Anna Vakili, plus-size model and "Love Island "Season 5 Contestant Yahoo UK News

It is so frustrating that the media picks and chooses women that are the "ideal" version of plus sized. In the fashion world, plus-size starts at size 8. EIGHT. In real life, plus-size women are women who are size 16 and up. Plunkett Research, a marketing research company, estimated in 2018 that 68% of women in America wear a size 16 to 18. This is a vast difference to what we are being told by the media. Just because a woman is curvy and has big breasts, does NOT mean that they are plus size. Marketing teams for television shows, magazines, and other forms of media need to realize that the industry's idea of plus size is not proportionate to reality.

I am all for inclusion, but I also recognize that in order for inclusion to actually happen, it needs to be accurate.

"Love Island" is not the only culprit of being unrealistic in woman's sizes, and I don't fully blame them for this choice.
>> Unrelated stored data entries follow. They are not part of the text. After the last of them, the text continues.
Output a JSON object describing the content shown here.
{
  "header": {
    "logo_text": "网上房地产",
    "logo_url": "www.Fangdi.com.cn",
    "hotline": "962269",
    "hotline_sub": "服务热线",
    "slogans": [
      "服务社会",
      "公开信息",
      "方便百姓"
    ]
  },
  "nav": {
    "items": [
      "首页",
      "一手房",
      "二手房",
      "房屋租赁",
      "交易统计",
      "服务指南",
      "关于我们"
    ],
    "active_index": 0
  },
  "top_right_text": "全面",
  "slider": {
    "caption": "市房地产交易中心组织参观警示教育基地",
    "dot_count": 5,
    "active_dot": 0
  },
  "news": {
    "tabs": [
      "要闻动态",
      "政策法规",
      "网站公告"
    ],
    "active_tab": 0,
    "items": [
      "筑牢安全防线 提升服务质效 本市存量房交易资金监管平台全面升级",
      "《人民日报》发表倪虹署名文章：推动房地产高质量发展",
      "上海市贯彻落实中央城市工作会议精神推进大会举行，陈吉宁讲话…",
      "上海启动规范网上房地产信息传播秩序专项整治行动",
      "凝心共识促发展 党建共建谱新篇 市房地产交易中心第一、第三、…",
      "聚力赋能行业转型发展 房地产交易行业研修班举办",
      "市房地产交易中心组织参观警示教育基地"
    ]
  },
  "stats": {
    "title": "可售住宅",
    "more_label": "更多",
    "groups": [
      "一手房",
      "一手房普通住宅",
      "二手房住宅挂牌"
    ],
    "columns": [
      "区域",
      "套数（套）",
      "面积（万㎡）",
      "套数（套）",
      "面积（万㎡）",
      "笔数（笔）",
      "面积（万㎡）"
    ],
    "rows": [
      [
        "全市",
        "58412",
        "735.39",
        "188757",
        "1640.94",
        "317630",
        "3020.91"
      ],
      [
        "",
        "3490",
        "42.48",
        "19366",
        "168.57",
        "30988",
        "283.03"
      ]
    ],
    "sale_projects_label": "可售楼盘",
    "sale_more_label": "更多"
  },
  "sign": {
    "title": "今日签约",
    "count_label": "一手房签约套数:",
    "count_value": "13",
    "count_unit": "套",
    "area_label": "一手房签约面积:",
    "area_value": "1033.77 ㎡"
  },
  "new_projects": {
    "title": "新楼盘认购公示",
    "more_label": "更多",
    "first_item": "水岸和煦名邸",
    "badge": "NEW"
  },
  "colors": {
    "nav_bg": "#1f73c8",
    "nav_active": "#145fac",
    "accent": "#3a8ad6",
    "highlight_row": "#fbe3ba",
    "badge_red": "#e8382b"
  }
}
I think this is a perfect example of the unrealistic expectations that our society puts on women. When the media tells the world that expectations are vastly different from reality, it causes women to internalize that message and compare themselves to these unrealistic standards.

By bringing the truth to the public, it allows women to know that they should not compare themselves and feel bad about themselves. Everyone is beautiful. Picking and choosing the "ideal" woman or the "ideal" plus-size woman is completely deceitful. We as a society need to do better.